Similar to what we did in the first case study, we can go ahead and define `fitted`, `predict` and `log_lik` post-processing functions for our custom `gamma2` family.
```{r fitted_gamma2}
fitted_gamma2 <- function(draws) {
draws$dpars$mu
}
```
```{r predict_gamma2}
predict_gamma2 <- function(i, draws, ...) {
mu <- draws$dpars$mu[, i]
v <- draws$dpars$v[, i]
alpha <- mu^2 / v
beta <- mu / v
rgamma(length(mu), alpha, beta)
}
```
```{r log_lik_gamma2}
log_lik_gamma2 <- function(i, draws) {
mu <- draws$dpars$mu[, i]
v <- draws$dpars$v[, i]
alpha <- mu^2 / v
beta <- mu / v
y <- draws$data$Y[i]
dgamma(y, alpha, beta, log = TRUE)
}
```
We can, for instance, make use of the `log_lik_gamma2` function to investigate via `LOO` if modeling the variance in addition to the mean improves model fit.
```{r loo_gamma2}
LOO(fit3, fit4)
```
As smaller `LOOIC` values indicate better predictions, we see that modeling the variance in addition to the mean improves model fit considerably.
## Conclusion
The possibility of using custom families with **brms** extends its modeling flexibility even further. Users can specify their models in the intuitive and powerful formula syntax of **brms** and combine them with their own response distributions. These models are fully compatible with nearly all modeling and post-processing options, thus extending the package in a natural way without the need to make any trade-offs.
## References
Bates, D., Maechler, M., Bolker, B., \& Walker S. (2015). Fitting Linear Mixed-Effects Models Using lme4. *Journal of Statistical Software*, 67(1), 1--48. doi:10.18637/jss.v067.i01.

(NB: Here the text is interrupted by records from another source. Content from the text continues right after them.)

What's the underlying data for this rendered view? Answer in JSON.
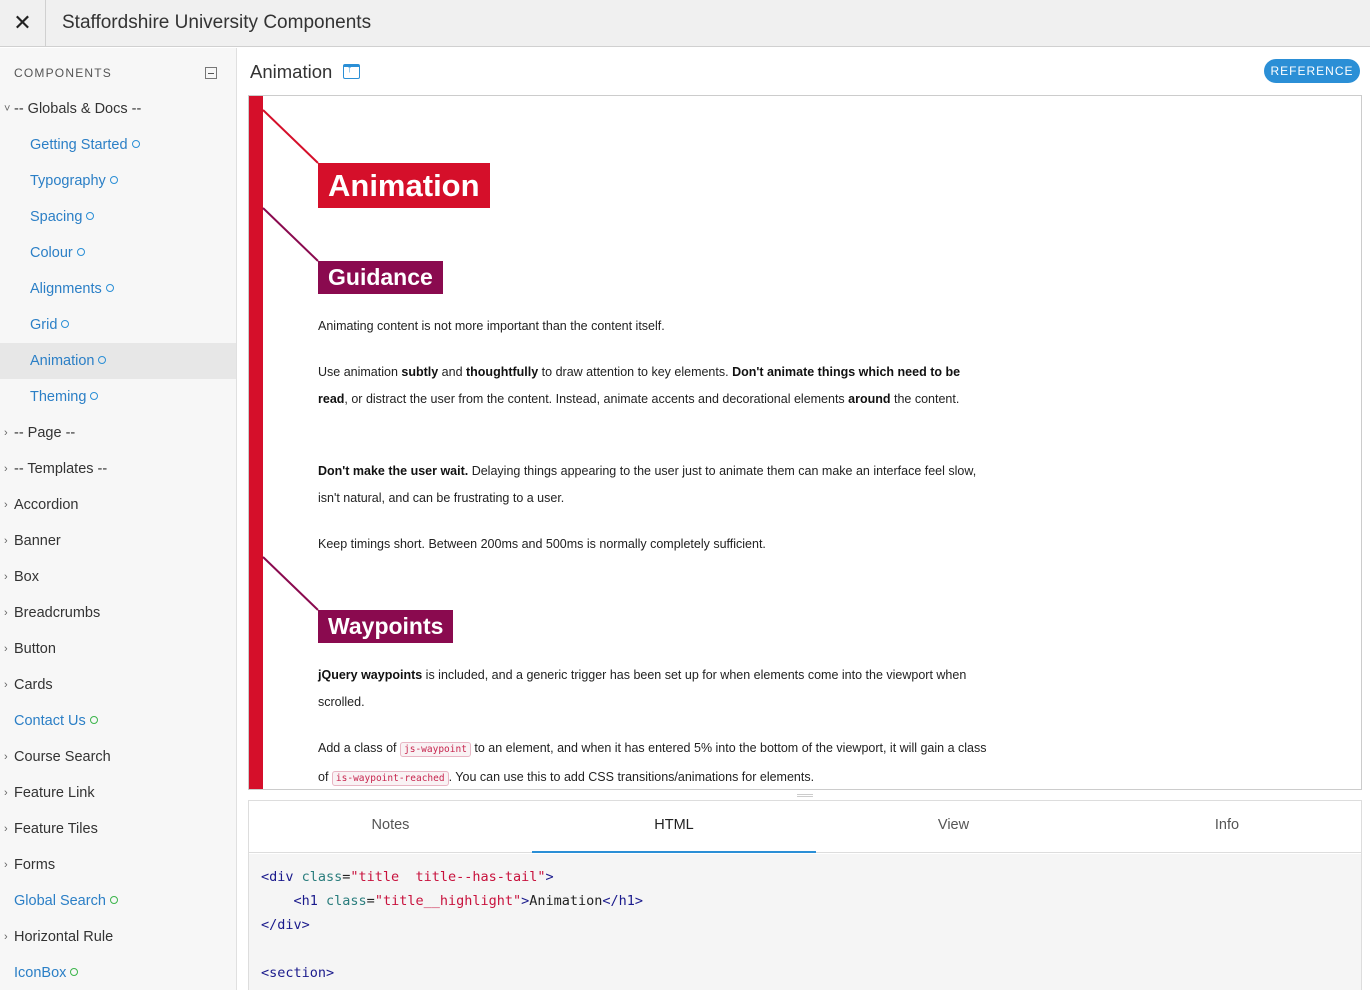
{
  "app": {
    "title": "Staffordshire University Components",
    "close_icon": "✕"
  },
  "sidebar": {
    "heading": "COMPONENTS",
    "items": [
      {
        "label": "-- Globals & Docs --",
        "caret": "˅",
        "type": "group"
      },
      {
        "label": "Getting Started",
        "type": "child"
      },
      {
        "label": "Typography",
        "type": "child"
      },
      {
        "label": "Spacing",
        "type": "child"
      },
      {
        "label": "Colour",
        "type": "child"
      },
      {
        "label": "Alignments",
        "type": "child"
      },
      {
        "label": "Grid",
        "type": "child"
      },
      {
        "label": "Animation",
        "type": "child",
        "selected": true
      },
      {
        "label": "Theming",
        "type": "child"
      },
      {
        "label": "-- Page --",
        "caret": "›",
        "type": "group"
      },
      {
        "label": "-- Templates --",
        "caret": "›",
        "type": "group"
      },
      {
        "label": "Accordion",
        "caret": "›",
        "type": "group"
      },
      {
        "label": "Banner",
        "caret": "›",
        "type": "group"
      },
      {
        "label": "Box",
        "caret": "›",
        "type": "group"
      },
      {
        "label": "Breadcrumbs",
        "caret": "›",
        "type": "group"
      },
      {
        "label": "Button",
        "caret": "›",
        "type": "group"
      },
      {
        "label": "Cards",
        "caret": "›",
        "type": "group"
      },
      {
        "label": "Contact Us",
        "type": "link"
      },
      {
        "label": "Course Search",
        "caret": "›",
        "type": "group"
      },
      {
        "label": "Feature Link",
        "caret": "›",
        "type": "group"
      },
      {
        "label": "Feature Tiles",
        "caret": "›",
        "type": "group"
      },
      {
        "label": "Forms",
        "caret": "›",
        "type": "group"
      },
      {
        "label": "Global Search",
        "type": "link"
      },
      {
        "label": "Horizontal Rule",
        "caret": "›",
        "type": "group"
      },
      {
        "label": "IconBox",
        "type": "link"
      }
    ]
  },
  "main": {
    "component_title": "Animation",
    "reference_label": "REFERENCE",
    "preview": {
      "title": "Animation",
      "guidance_heading": "Guidance",
      "p1": "Animating content is not more important than the content itself.",
      "p2": {
        "a": "Use animation ",
        "b": "subtly",
        "c": " and ",
        "d": "thoughtfully",
        "e": " to draw attention to key elements. ",
        "f": "Don't animate things which need to be read",
        "g": ", or distract the user from the content. Instead, animate accents and decorational elements ",
        "h": "around",
        "i": " the content."
      },
      "p3": {
        "a": "Don't make the user wait.",
        "b": " Delaying things appearing to the user just to animate them can make an interface feel slow, isn't natural, and can be frustrating to a user."
      },
      "p4": "Keep timings short. Between 200ms and 500ms is normally completely sufficient.",
      "waypoints_heading": "Waypoints",
      "p5": {
        "a": "jQuery waypoints",
        "b": " is included, and a generic trigger has been set up for when elements come into the viewport when scrolled."
      },
      "p6": {
        "a": "Add a class of ",
        "code1": "js-waypoint",
        "b": " to an element, and when it has entered 5% into the bottom of the viewport, it will gain a class of ",
        "code2": "is-waypoint-reached",
        "c": ". You can use this to add CSS transitions/animations for elements."
      }
    },
    "tabs": [
      "Notes",
      "HTML",
      "View",
      "Info"
    ],
    "active_tab": "HTML",
    "code": {
      "l1_open": "<div ",
      "l1_attr": "class",
      "l1_eq": "=",
      "l1_val": "\"title  title--has-tail\"",
      "l1_close": ">",
      "l2_open": "<h1 ",
      "l2_attr": "class",
      "l2_eq": "=",
      "l2_val": "\"title__highlight\"",
      "l2_close": ">",
      "l2_text": "Animation",
      "l2_end": "</h1>",
      "l3": "</div>",
      "l5": "<section>"
    }
  },
  "colors": {
    "accent": "#2b8fd6",
    "brand_red": "#d50f2a",
    "brand_purple": "#8a0a4f"
  }
}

Bürkner, P.C. (2017a). brms: An R Package for Bayesian Multilevel Models Using Stan. *Journal of Statistical Software*, 80(1), 1--28. doi:10.18637/jss.v080.i01
Bürkner, P.C. (2017b). Advanced Bayesian Multilevel Modeling with the R Package brms. *arXiv preprint*.
Carpenter, B., Gelman, A., Hoffman, M., Lee, D., Goodrich, B., Betancourt, M., ... \& Riddell, A. (2016). Stan: A probabilistic programming language. *Journal of Statistical Software*, 20(2), 1--37.
Fahrmeir, L., Kneib, T., Lang, S., \& Marx. B. (2013). *Regression: models, methods and applications*. Springer Science & Business Media.
Rigby, R. A. \& Stasinopoulos D. M. (2005). Generalized additive models for location, scale and shape (with discussion). *Applied Statistics*, 54(3), 507--554.